Miami doesn't have the most prolific passing offense, averaging 245.8 yards per game, but it has been able to utilize two different quarterbacks this season to maintain its offensive attack. Redshirt junior Gus Ragland had his career-best game nearly one year ago finishing with 26 completions and 380 yards through the air.
Ball State pass attack vs. Miami secondary
Ball State, while it averages 184.4 passing yards per game, had some success through the air against Buffalo at home. Senior quarterback Jack Milas hinted that he would likely start in the last game of his collegiate career, so it'll be interesting to see if the Cardinals utilize its passing game more.
Miami's pass defense is in the middle of the pack in the MAC, but it does allow opponents to move the ball more than 39 percent on third down, a big passing down for a run-first Ball State team. The Cardinals can open up a whole new offense scheme with an efficient passing game.
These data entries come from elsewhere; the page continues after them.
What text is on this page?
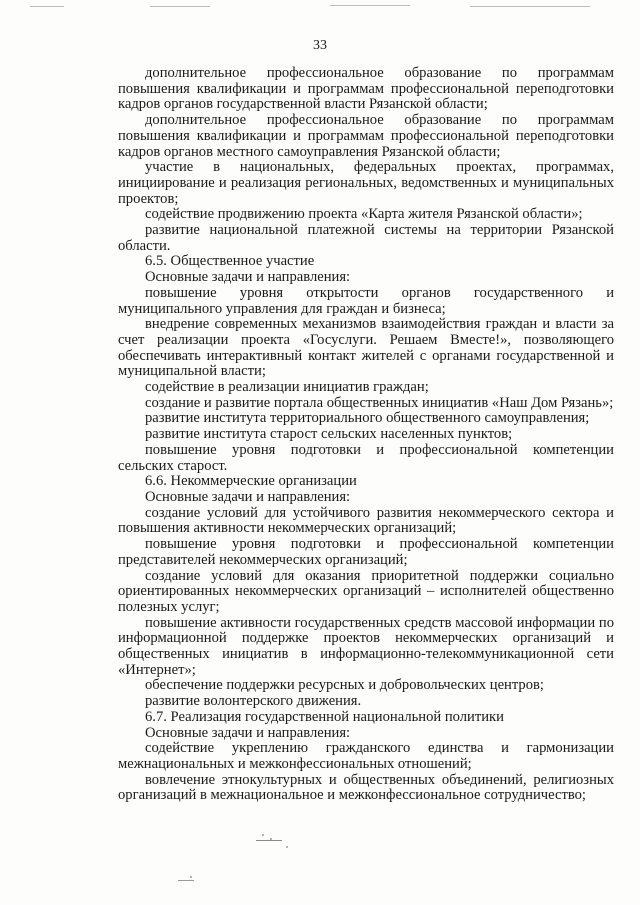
33

дополнительное профессиональное образование по программам повышения квалификации и программам профессиональной переподготовки кадров органов государственной власти Рязанской области;

дополнительное профессиональное образование по программам повышения квалификации и программам профессиональной переподготовки кадров органов местного самоуправления Рязанской области;

участие в национальных, федеральных проектах, программах, инициирование и реализация региональных, ведомственных и муниципальных проектов;

содействие продвижению проекта «Карта жителя Рязанской области»;

развитие национальной платежной системы на территории Рязанской области.

6.5. Общественное участие

Основные задачи и направления:

повышение уровня открытости органов государственного и муниципального управления для граждан и бизнеса;

внедрение современных механизмов взаимодействия граждан и власти за счет реализации проекта «Госуслуги. Решаем Вместе!», позволяющего обеспечивать интерактивный контакт жителей с органами государственной и муниципальной власти;

содействие в реализации инициатив граждан;

создание и развитие портала общественных инициатив «Наш Дом Рязань»;

развитие института территориального общественного самоуправления;

развитие института старост сельских населенных пунктов;

повышение уровня подготовки и профессиональной компетенции сельских старост.

6.6. Некоммерческие организации

Основные задачи и направления:

создание условий для устойчивого развития некоммерческого сектора и повышения активности некоммерческих организаций;

повышение уровня подготовки и профессиональной компетенции представителей некоммерческих организаций;

создание условий для оказания приоритетной поддержки социально ориентированных некоммерческих организаций – исполнителей общественно полезных услуг;

повышение активности государственных средств массовой информации по информационной поддержке проектов некоммерческих организаций и общественных инициатив в информационно-телекоммуникационной сети «Интернет»;

обеспечение поддержки ресурсных и добровольческих центров;

развитие волонтерского движения.

6.7. Реализация государственной национальной политики

Основные задачи и направления:

содействие укреплению гражданского единства и гармонизации межнациональных и межконфессиональных отношений;

вовлечение этнокультурных и общественных объединений, религиозных организаций в межнациональное и межконфессиональное сотрудничество;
Ball State put together its most competitive conference game of the season last week against Buffalo.
While that may be the case, Miami has proven it can compete with just about anyone in the MAC, losing close games to Bowling Green, Kent State and Eastern Michigan.
Still, Ball State is on the midst of an eight-game losing streak, so the question remains, can the Cardinals get it done one last time at home this season?